SHAP (Lundberg and Lee) came hot on the heels of the revolutionary LIME method (Ribeiro, Singh and Guestrin), which together delivered a paradigm shift in the usefulness and feasibility of eXplainable Artificial Intelligence (XAI). In fact, LIME was published at exactly the time I was becoming interested in the topic of XAI and served as inspiration for my own Ph.D journey. Both methods fall into the category of Additive Feature Attribution Methods (AFAM) and work by assign a unitless value to each level of the set of input features. The main benefits of AFAM become clear when viewing a beeswarm plot of their responses across a larger dataset, such as the whole training data. Patterns emerge showing which input variables affect the response variable most strongly, and in which direction. This usage is much more sophisticated than classic variable importance plots, which lack direction and mathematical guarantees offered by SHAP.
In the clinical setting, these mathematical guarentees mean that the resulting variable sensitivity information could be used to create a broader diagnostic tool. However, while this approach can provide a general understanding of which variables drive a model’s predictions, it lacks the fine-grained, instance-specific clarity offered by perfect fidelity, decompositional methods.

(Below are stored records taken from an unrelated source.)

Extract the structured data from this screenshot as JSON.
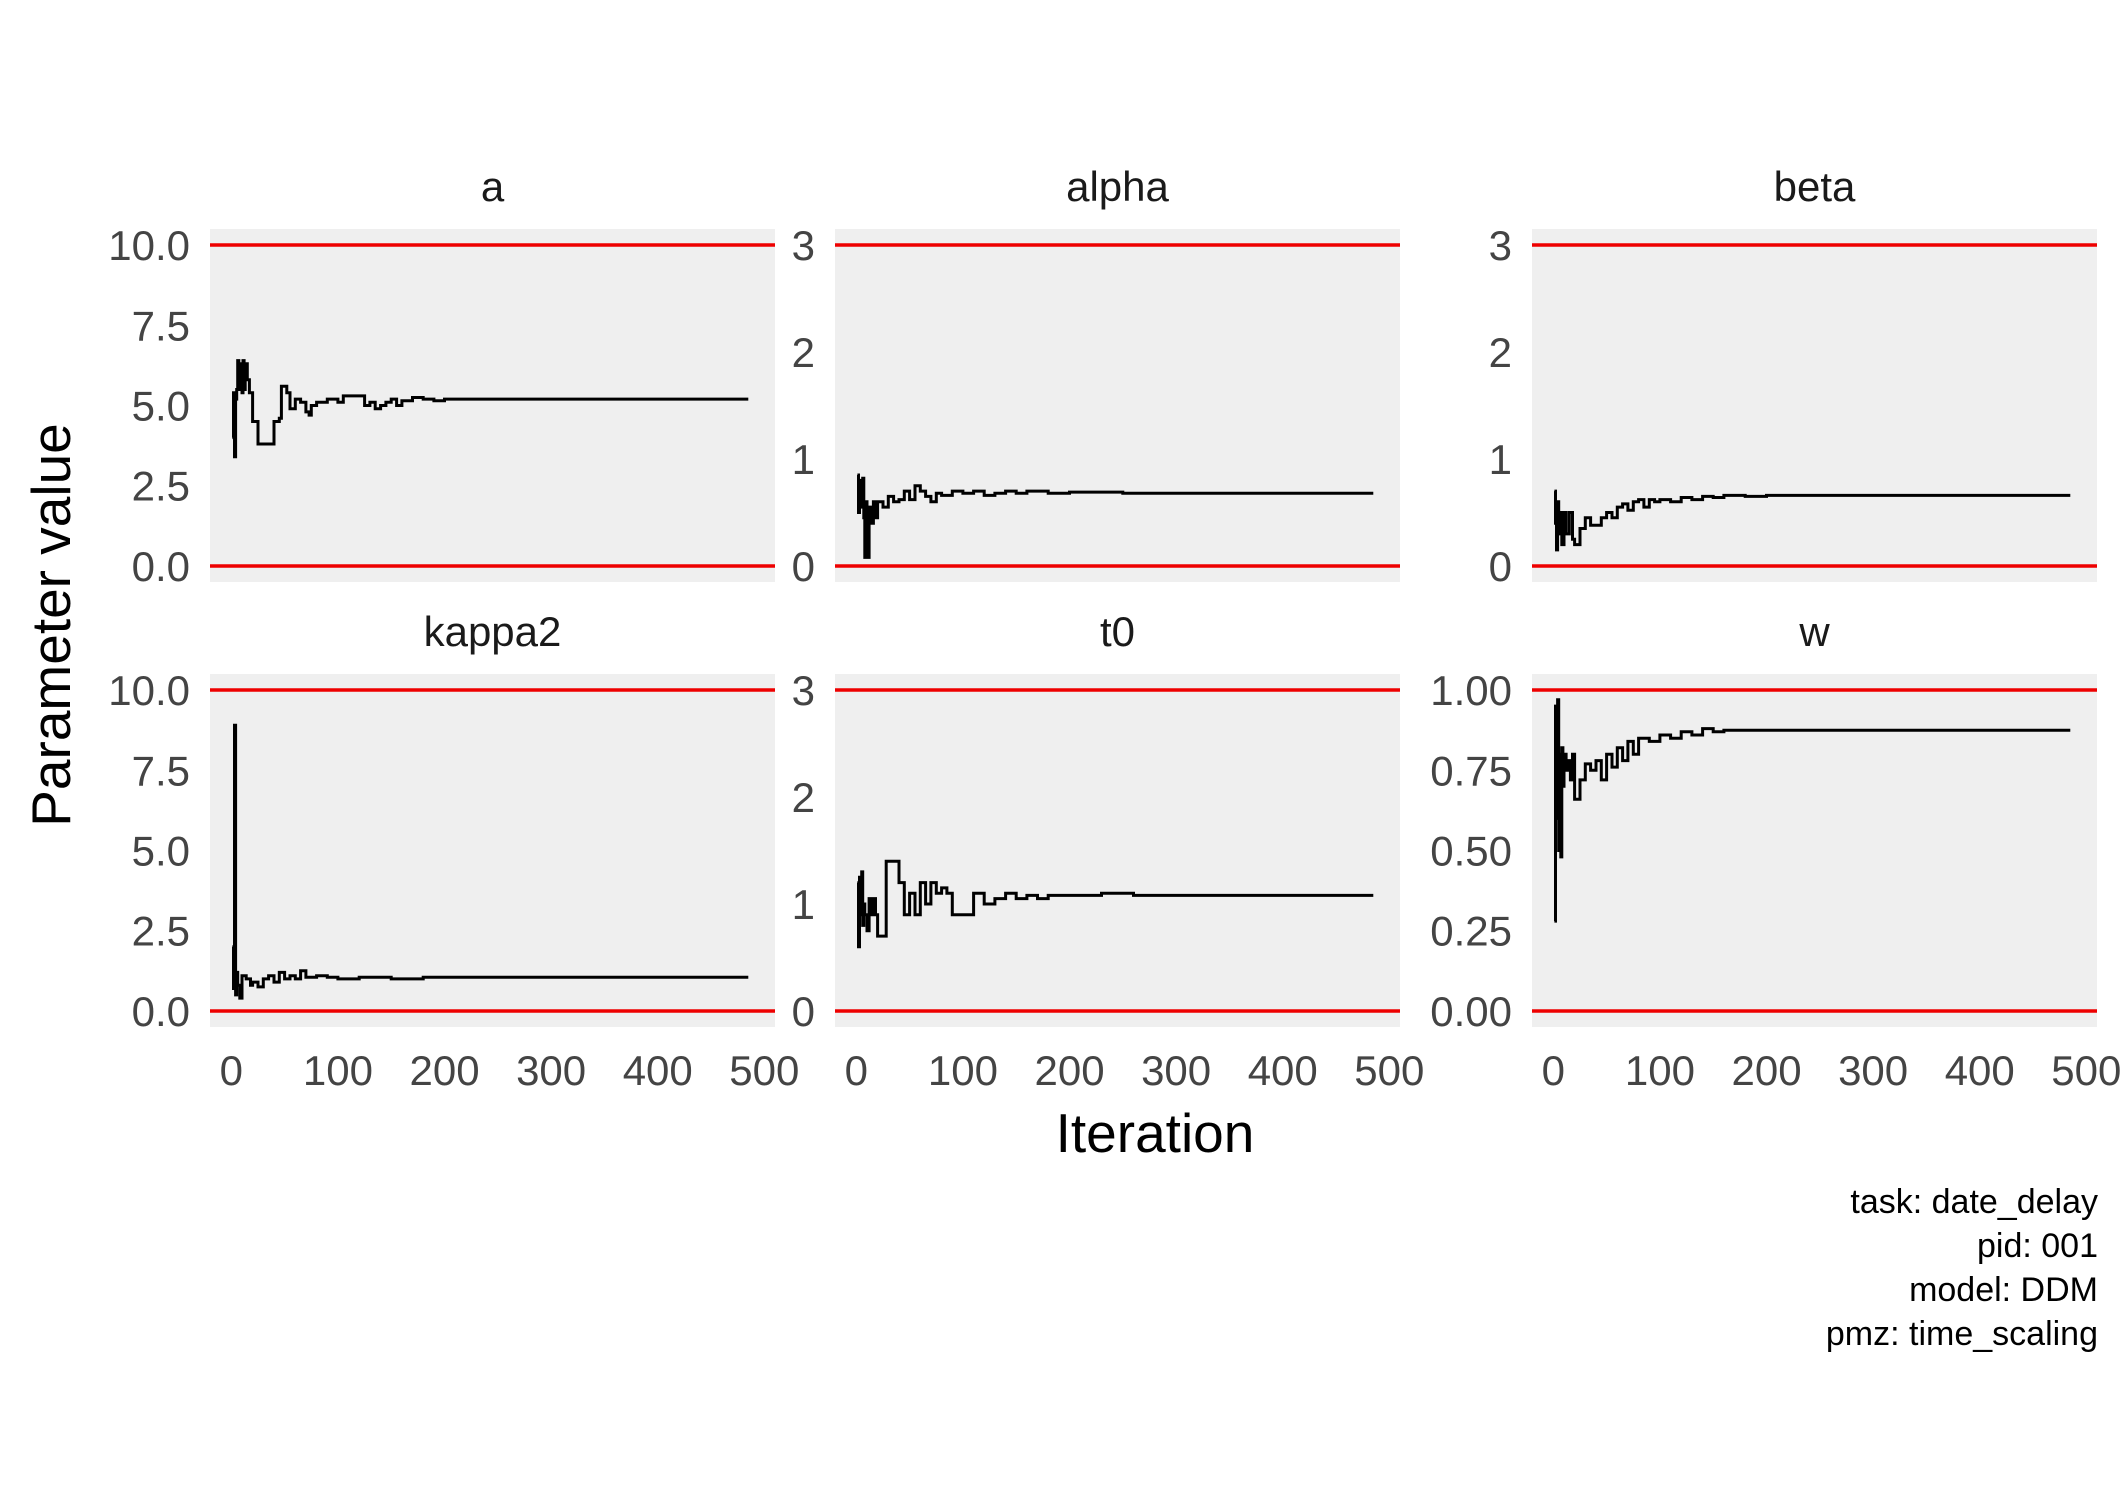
{
  "chart_data": {
    "type": "line",
    "title": "",
    "xlabel": "Iteration",
    "ylabel": "Parameter value",
    "caption": [
      "task: date_delay",
      "pid: 001",
      "model: DDM",
      "pmz: time_scaling"
    ],
    "colors": {
      "trace": "#000000",
      "bounds": "#ee0000",
      "panel_background": "#efefef"
    },
    "grid": false,
    "legend": "none",
    "x_ticks": [
      0,
      100,
      200,
      300,
      400,
      500
    ],
    "xlim": [
      -20,
      510
    ],
    "panels": [
      {
        "name": "a",
        "ylim": [
          -0.5,
          10.5
        ],
        "y_ticks": [
          0,
          2.5,
          5,
          7.5,
          10
        ],
        "y_tick_labels": [
          "0.0",
          "2.5",
          "5.0",
          "7.5",
          "10.0"
        ],
        "bounds": [
          0,
          10
        ],
        "trace": [
          [
            1,
            4.0
          ],
          [
            2,
            5.4
          ],
          [
            3,
            3.4
          ],
          [
            4,
            5.2
          ],
          [
            5,
            5.5
          ],
          [
            6,
            6.4
          ],
          [
            7,
            5.5
          ],
          [
            8,
            6.3
          ],
          [
            9,
            5.8
          ],
          [
            10,
            5.4
          ],
          [
            11,
            6.4
          ],
          [
            12,
            5.5
          ],
          [
            13,
            6.3
          ],
          [
            15,
            5.8
          ],
          [
            17,
            5.4
          ],
          [
            20,
            4.5
          ],
          [
            25,
            3.8
          ],
          [
            35,
            3.8
          ],
          [
            40,
            4.5
          ],
          [
            45,
            4.6
          ],
          [
            47,
            5.6
          ],
          [
            52,
            5.4
          ],
          [
            55,
            4.9
          ],
          [
            60,
            5.2
          ],
          [
            65,
            5.1
          ],
          [
            70,
            4.8
          ],
          [
            73,
            4.7
          ],
          [
            75,
            5.0
          ],
          [
            80,
            5.1
          ],
          [
            90,
            5.2
          ],
          [
            100,
            5.1
          ],
          [
            105,
            5.3
          ],
          [
            120,
            5.3
          ],
          [
            125,
            5.0
          ],
          [
            130,
            5.1
          ],
          [
            135,
            4.9
          ],
          [
            140,
            5.0
          ],
          [
            145,
            5.1
          ],
          [
            150,
            5.2
          ],
          [
            155,
            5.0
          ],
          [
            160,
            5.15
          ],
          [
            170,
            5.25
          ],
          [
            180,
            5.2
          ],
          [
            190,
            5.15
          ],
          [
            200,
            5.2
          ],
          [
            230,
            5.2
          ],
          [
            260,
            5.2
          ],
          [
            300,
            5.2
          ],
          [
            350,
            5.2
          ],
          [
            400,
            5.2
          ],
          [
            450,
            5.2
          ],
          [
            485,
            5.2
          ]
        ]
      },
      {
        "name": "alpha",
        "ylim": [
          -0.15,
          3.15
        ],
        "y_ticks": [
          0,
          1,
          2,
          3
        ],
        "y_tick_labels": [
          "0",
          "1",
          "2",
          "3"
        ],
        "bounds": [
          0,
          3
        ],
        "trace": [
          [
            1,
            0.85
          ],
          [
            2,
            0.5
          ],
          [
            3,
            0.8
          ],
          [
            5,
            0.55
          ],
          [
            6,
            0.82
          ],
          [
            7,
            0.45
          ],
          [
            8,
            0.08
          ],
          [
            9,
            0.6
          ],
          [
            10,
            0.08
          ],
          [
            12,
            0.55
          ],
          [
            14,
            0.4
          ],
          [
            16,
            0.6
          ],
          [
            18,
            0.45
          ],
          [
            20,
            0.6
          ],
          [
            25,
            0.55
          ],
          [
            30,
            0.65
          ],
          [
            35,
            0.6
          ],
          [
            40,
            0.62
          ],
          [
            45,
            0.7
          ],
          [
            50,
            0.62
          ],
          [
            55,
            0.75
          ],
          [
            60,
            0.7
          ],
          [
            65,
            0.65
          ],
          [
            70,
            0.6
          ],
          [
            75,
            0.68
          ],
          [
            80,
            0.66
          ],
          [
            90,
            0.7
          ],
          [
            100,
            0.68
          ],
          [
            110,
            0.7
          ],
          [
            120,
            0.66
          ],
          [
            130,
            0.68
          ],
          [
            140,
            0.7
          ],
          [
            150,
            0.68
          ],
          [
            160,
            0.7
          ],
          [
            180,
            0.68
          ],
          [
            200,
            0.69
          ],
          [
            250,
            0.68
          ],
          [
            300,
            0.68
          ],
          [
            350,
            0.68
          ],
          [
            400,
            0.68
          ],
          [
            450,
            0.68
          ],
          [
            485,
            0.68
          ]
        ]
      },
      {
        "name": "beta",
        "ylim": [
          -0.15,
          3.15
        ],
        "y_ticks": [
          0,
          1,
          2,
          3
        ],
        "y_tick_labels": [
          "0",
          "1",
          "2",
          "3"
        ],
        "bounds": [
          0,
          3
        ],
        "trace": [
          [
            1,
            0.7
          ],
          [
            2,
            0.4
          ],
          [
            3,
            0.15
          ],
          [
            4,
            0.6
          ],
          [
            5,
            0.3
          ],
          [
            6,
            0.5
          ],
          [
            8,
            0.2
          ],
          [
            10,
            0.5
          ],
          [
            12,
            0.3
          ],
          [
            15,
            0.5
          ],
          [
            18,
            0.25
          ],
          [
            20,
            0.2
          ],
          [
            25,
            0.35
          ],
          [
            30,
            0.45
          ],
          [
            35,
            0.38
          ],
          [
            40,
            0.38
          ],
          [
            45,
            0.45
          ],
          [
            50,
            0.5
          ],
          [
            55,
            0.45
          ],
          [
            60,
            0.55
          ],
          [
            65,
            0.58
          ],
          [
            70,
            0.52
          ],
          [
            75,
            0.6
          ],
          [
            80,
            0.62
          ],
          [
            85,
            0.55
          ],
          [
            90,
            0.62
          ],
          [
            95,
            0.6
          ],
          [
            100,
            0.62
          ],
          [
            110,
            0.6
          ],
          [
            120,
            0.64
          ],
          [
            130,
            0.62
          ],
          [
            140,
            0.65
          ],
          [
            150,
            0.64
          ],
          [
            160,
            0.66
          ],
          [
            180,
            0.65
          ],
          [
            200,
            0.66
          ],
          [
            250,
            0.66
          ],
          [
            300,
            0.66
          ],
          [
            350,
            0.66
          ],
          [
            400,
            0.66
          ],
          [
            450,
            0.66
          ],
          [
            485,
            0.66
          ]
        ]
      },
      {
        "name": "kappa2",
        "ylim": [
          -0.5,
          10.5
        ],
        "y_ticks": [
          0,
          2.5,
          5,
          7.5,
          10
        ],
        "y_tick_labels": [
          "0.0",
          "2.5",
          "5.0",
          "7.5",
          "10.0"
        ],
        "bounds": [
          0,
          10
        ],
        "trace": [
          [
            1,
            2.0
          ],
          [
            2,
            0.7
          ],
          [
            3,
            8.9
          ],
          [
            4,
            0.5
          ],
          [
            5,
            1.2
          ],
          [
            6,
            0.8
          ],
          [
            8,
            0.4
          ],
          [
            10,
            1.1
          ],
          [
            14,
            1.0
          ],
          [
            18,
            0.8
          ],
          [
            20,
            0.9
          ],
          [
            25,
            0.75
          ],
          [
            30,
            1.0
          ],
          [
            35,
            1.1
          ],
          [
            40,
            0.9
          ],
          [
            45,
            1.2
          ],
          [
            50,
            1.0
          ],
          [
            55,
            1.1
          ],
          [
            60,
            1.0
          ],
          [
            65,
            1.25
          ],
          [
            70,
            1.05
          ],
          [
            80,
            1.1
          ],
          [
            90,
            1.05
          ],
          [
            100,
            1.0
          ],
          [
            120,
            1.05
          ],
          [
            150,
            1.0
          ],
          [
            180,
            1.05
          ],
          [
            200,
            1.05
          ],
          [
            250,
            1.05
          ],
          [
            300,
            1.05
          ],
          [
            350,
            1.05
          ],
          [
            400,
            1.05
          ],
          [
            450,
            1.05
          ],
          [
            485,
            1.05
          ]
        ]
      },
      {
        "name": "t0",
        "ylim": [
          -0.15,
          3.15
        ],
        "y_ticks": [
          0,
          1,
          2,
          3
        ],
        "y_tick_labels": [
          "0",
          "1",
          "2",
          "3"
        ],
        "bounds": [
          0,
          3
        ],
        "trace": [
          [
            1,
            1.2
          ],
          [
            2,
            0.6
          ],
          [
            3,
            1.25
          ],
          [
            4,
            0.9
          ],
          [
            5,
            1.3
          ],
          [
            6,
            0.8
          ],
          [
            7,
            1.0
          ],
          [
            8,
            0.9
          ],
          [
            10,
            0.75
          ],
          [
            12,
            1.05
          ],
          [
            14,
            0.9
          ],
          [
            16,
            1.05
          ],
          [
            18,
            0.9
          ],
          [
            20,
            0.7
          ],
          [
            25,
            0.7
          ],
          [
            28,
            1.4
          ],
          [
            35,
            1.4
          ],
          [
            40,
            1.2
          ],
          [
            45,
            0.9
          ],
          [
            50,
            1.1
          ],
          [
            55,
            0.9
          ],
          [
            60,
            1.2
          ],
          [
            65,
            1.0
          ],
          [
            70,
            1.2
          ],
          [
            75,
            1.1
          ],
          [
            80,
            1.15
          ],
          [
            85,
            1.1
          ],
          [
            90,
            0.9
          ],
          [
            100,
            0.9
          ],
          [
            110,
            1.1
          ],
          [
            120,
            1.0
          ],
          [
            130,
            1.05
          ],
          [
            140,
            1.1
          ],
          [
            150,
            1.05
          ],
          [
            160,
            1.08
          ],
          [
            170,
            1.05
          ],
          [
            180,
            1.08
          ],
          [
            200,
            1.08
          ],
          [
            230,
            1.1
          ],
          [
            260,
            1.08
          ],
          [
            300,
            1.08
          ],
          [
            350,
            1.08
          ],
          [
            400,
            1.08
          ],
          [
            450,
            1.08
          ],
          [
            485,
            1.08
          ]
        ]
      },
      {
        "name": "w",
        "ylim": [
          -0.05,
          1.05
        ],
        "y_ticks": [
          0,
          0.25,
          0.5,
          0.75,
          1.0
        ],
        "y_tick_labels": [
          "0.00",
          "0.25",
          "0.50",
          "0.75",
          "1.00"
        ],
        "bounds": [
          0,
          1
        ],
        "trace": [
          [
            1,
            0.28
          ],
          [
            2,
            0.95
          ],
          [
            3,
            0.6
          ],
          [
            4,
            0.97
          ],
          [
            5,
            0.5
          ],
          [
            6,
            0.8
          ],
          [
            7,
            0.48
          ],
          [
            8,
            0.82
          ],
          [
            9,
            0.7
          ],
          [
            10,
            0.8
          ],
          [
            12,
            0.75
          ],
          [
            14,
            0.78
          ],
          [
            16,
            0.72
          ],
          [
            18,
            0.8
          ],
          [
            20,
            0.66
          ],
          [
            25,
            0.72
          ],
          [
            30,
            0.77
          ],
          [
            35,
            0.75
          ],
          [
            40,
            0.78
          ],
          [
            45,
            0.72
          ],
          [
            50,
            0.8
          ],
          [
            55,
            0.76
          ],
          [
            60,
            0.82
          ],
          [
            65,
            0.78
          ],
          [
            70,
            0.84
          ],
          [
            75,
            0.8
          ],
          [
            80,
            0.85
          ],
          [
            90,
            0.84
          ],
          [
            100,
            0.86
          ],
          [
            110,
            0.85
          ],
          [
            120,
            0.87
          ],
          [
            130,
            0.86
          ],
          [
            140,
            0.88
          ],
          [
            150,
            0.87
          ],
          [
            160,
            0.875
          ],
          [
            180,
            0.875
          ],
          [
            200,
            0.875
          ],
          [
            250,
            0.875
          ],
          [
            300,
            0.875
          ],
          [
            350,
            0.875
          ],
          [
            400,
            0.875
          ],
          [
            450,
            0.875
          ],
          [
            485,
            0.875
          ]
        ]
      }
    ]
  }
}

On the other hand, my original method Ada-WHIPS (firmly within the decompositional methods category) enhances interpretability in clinical settings by providing direct, case-specific explanations, making it a powerful tool for clinicians needing detailed transparency for patient-specific decision-making. Given the choice of an AdaBoost model (or a Gradient Boosted Model, or a Random Forest), it makes sense to use an XAI method that is highly targeted to these decomposable ensembles. Ada-WHIPS digs deep into the internal structure of AdaBoost models, redistributing the adaptive classifier weights generated during model training (and therefore a function of the training data distribution) to extract interpretable rules at the decision node level.
One area where Ada-WHIPS could benefit from the techniques in the new paper is the use of Bayesian methods to tune hyperparameters. Their approach potentially leads to improved model accuracy, a crucial factor in high-stakes environments like healthcare and “juicing up” the model internals for greater accuracy in the generated decision nodes. However, the paper appears to omit any detail about how this approach is deployed. This omission is indeed a great pity because, from what I understood, the Bayesian parameter selection was actually the authors’ novel contribution (the use of ensembles and SHAP on these particular datasets being nothing particularly new).
In conclusion, the SHAP-based approach offers valuable insights at a macro level, the new paper boasts improvements in model accuracy through Bayesian tuning, and my Ada-WHIPS method’s per-instance clarity and actionable insights should prove practical in scenarios where clinicians require detailed explanations of specific cases. I would be delighted to see some confluence of the three ideas, so that the benefits from each can combine and reinforce the use of highly targeted explainability in clinical applications.